What follows are a series of set-pieces from a strip club to a mansion to a candy store which set the scenes for an overwhelmingly performance-forward story. Madison, along with the supporting cast, is enthralling. In record time, you are rooting for Anora like your life depended on it. This is a credit to Sean Baker, his love for his characters is incomparable to many of his contemporaries. The film flows effortlessly and time flies as you’re pulled through all of the emotions in the handbook. I laughed just as much as I cried and all the while was simply happy to be there, staying with those characters for a little while longer.
1. The Shrouds
David Cronenberg, King of Cannes. I don’t believe that another film this year has shown the breadth of what the science-fiction genre can encompass than “The Shrouds”. Karsh (Vincent Cassel) is a wealthy entrepreneur of a high-tech burial shroud, one that sends a live feed of a loved one’s decomposing corpse to the user’s smartphone. It is quickly revealed that Karsh is a user of the technology himself after the death of his wife, Becca (Diane Kruger). His shrouds, while technologically fascinating, are only a vessel to dive into Cronenberg’s more thoughtful and adventurous themes of intimacy, voyeurism, spirituality, and a quite bizarre examination of post-modern conspiracy theory culture. As such, perhaps “The Shrouds” isn’t a sci-fi film at all. Cronenberg, who has crafted such a statement career as a genre filmmaker, challenges political and philosophical ideas in complex and, at times, outlandish ways, bending and reshaping our understanding of genre in the first place. Above all, he accomplishes this while maintaining an earnest and playful warmth to an obviously cold subject matter that almost certainly originates from the film being a response to the death of Cronenberg’s own wife. And if that isn’t up your alley, settle in for gorgeous scenes of Vincent Cassel in custom YSL suits (courtesy of Saint Laurent Productions). Who says God doesn’t give with both hands?
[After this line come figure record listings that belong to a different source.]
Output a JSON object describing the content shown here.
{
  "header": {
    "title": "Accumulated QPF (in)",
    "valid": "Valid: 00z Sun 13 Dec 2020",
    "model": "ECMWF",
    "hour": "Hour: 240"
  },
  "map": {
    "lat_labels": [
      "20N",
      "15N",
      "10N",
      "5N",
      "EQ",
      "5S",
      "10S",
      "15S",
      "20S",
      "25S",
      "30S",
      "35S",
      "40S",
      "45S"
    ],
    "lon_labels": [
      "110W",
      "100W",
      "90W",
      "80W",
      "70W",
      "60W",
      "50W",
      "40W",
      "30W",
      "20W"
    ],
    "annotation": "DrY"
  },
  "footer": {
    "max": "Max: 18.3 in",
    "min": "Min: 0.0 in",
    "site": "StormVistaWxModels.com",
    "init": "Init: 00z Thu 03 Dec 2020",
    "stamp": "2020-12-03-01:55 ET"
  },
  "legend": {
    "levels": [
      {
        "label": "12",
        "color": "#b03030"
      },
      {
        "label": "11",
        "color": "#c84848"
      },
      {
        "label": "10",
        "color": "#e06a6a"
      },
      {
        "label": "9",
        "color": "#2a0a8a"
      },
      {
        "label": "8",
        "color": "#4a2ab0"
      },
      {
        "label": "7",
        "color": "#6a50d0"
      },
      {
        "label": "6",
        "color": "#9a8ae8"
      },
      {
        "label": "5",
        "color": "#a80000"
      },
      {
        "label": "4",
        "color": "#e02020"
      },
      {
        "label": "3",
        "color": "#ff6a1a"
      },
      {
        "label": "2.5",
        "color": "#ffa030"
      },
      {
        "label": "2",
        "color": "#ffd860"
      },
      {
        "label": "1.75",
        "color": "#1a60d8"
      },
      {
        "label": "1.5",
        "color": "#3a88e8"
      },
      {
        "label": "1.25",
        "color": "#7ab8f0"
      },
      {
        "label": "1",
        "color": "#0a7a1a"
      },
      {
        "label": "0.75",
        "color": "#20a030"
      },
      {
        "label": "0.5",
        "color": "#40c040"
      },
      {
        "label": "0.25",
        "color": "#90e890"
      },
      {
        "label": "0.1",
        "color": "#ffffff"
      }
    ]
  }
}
If there was a lesson that I learned from watching Cronenberg’s previous film, “Crimes of the Future”, it was that David Cronenberg rewards the viewer who suspends judgement (or any critical analysis) until the credits roll. “The Shrouds” settles into you as you are departing the cinema. Theories swirl around your head and leave you with more questions than when you started — and in a good way. It is a story that goes beyond death. Or, at least, our comprehension of it.